1: Partenza rifugio Lunelli (pargheggio) sentiero 171
o strada militare a forcella Pian della Biscia Colesei.
2: Partenza Passo Monte Croce Comelico sentiero 124
a forcella Pian della Biscia Colesei.
Da Pian della Biscia Colesei sentiero 124 all’ex rifugio Olivo Sala
arrivo Rifugio Berti
h. 2.30


Escursione di media difficoltà, frequentata dai turisti che vogliono passare alcune ore immersi nella natura dei boschi di pino mugo. Meraviglioso il panorama, particolare ed inconsueta la vista sulle fortificazioni della Seconda Guerra Mondiale.

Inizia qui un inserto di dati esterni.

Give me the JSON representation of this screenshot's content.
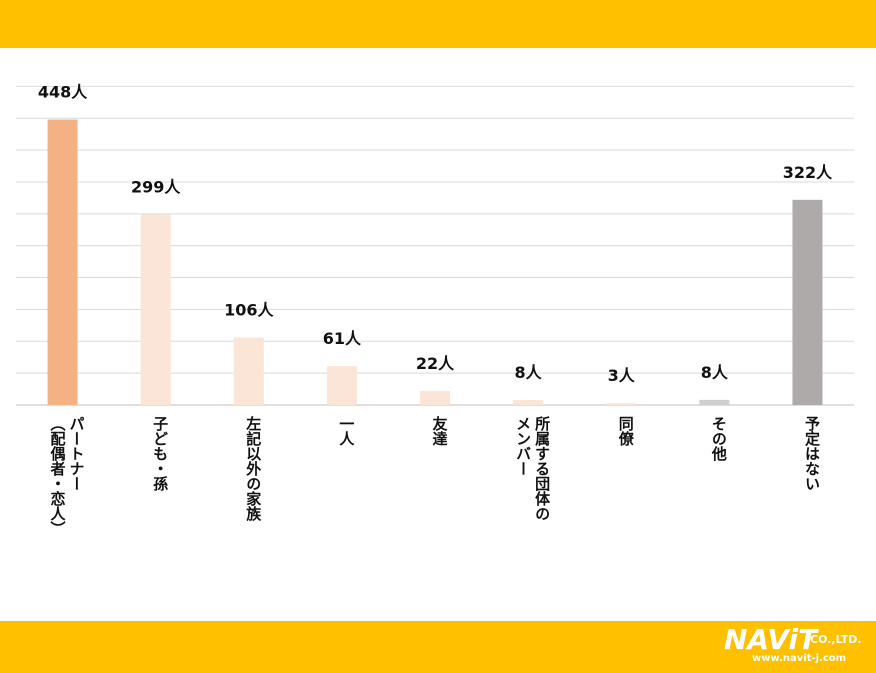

1: Partenza dal Rifugio Lunelli (parcheggio) (mt.1568) per ex strada militare attraverso i verdi pascoli del monte Colesei, con ampie vedute sul gruppo del Popera, sulla Val Comelico, Alpi Carniche e Creste di confine italo-austriache o, in alternativa, per il diretto sentiero 171, si raggiunge forcella Pian della Biscia (mt.1942) in 1 ora circa.

2: Partenza dal Passo Monte Croce Comelico (mt.1636) per sentiero 124, passando per la bella conca del Lago dell’Orso, si raggiunge forcella Pian della Biscia (mt.1942) in 1 ora circa.

Dalla forcella in breve tempo è raggiungibile la cima del Monte Colesei (Punto Panoramico) (mt.1972) e in circa mezz’ora si possono visitare esternamente le imponenti fortificazioni della Seconda guerra Mondiale alla base della parete nord-est della Croda Sora i Colesei per sentiero 15A.

Raggiunta la fine delle fortificazione, per gli escursionisti esperti, esiste la possibilità di salire in breve tempo (mezz’ora) alla sovrastante forcella Popera con discesa diretta per il Vallon Popera al rifugio Berti (45 minuti).

Rientrati a forcella Pian della Biscia, si segue a sinistra il sentiero 124, passando alla base della parete est del Creston Popera su una bellissima cengia attraverso una macchia di pino mugo, si raggiunge il ripido canale che, con rapide serpentine, porta all’ex rifugio Olivo Sala (mt.2094). Con breve discesa si raggiunge il rifugio Berti.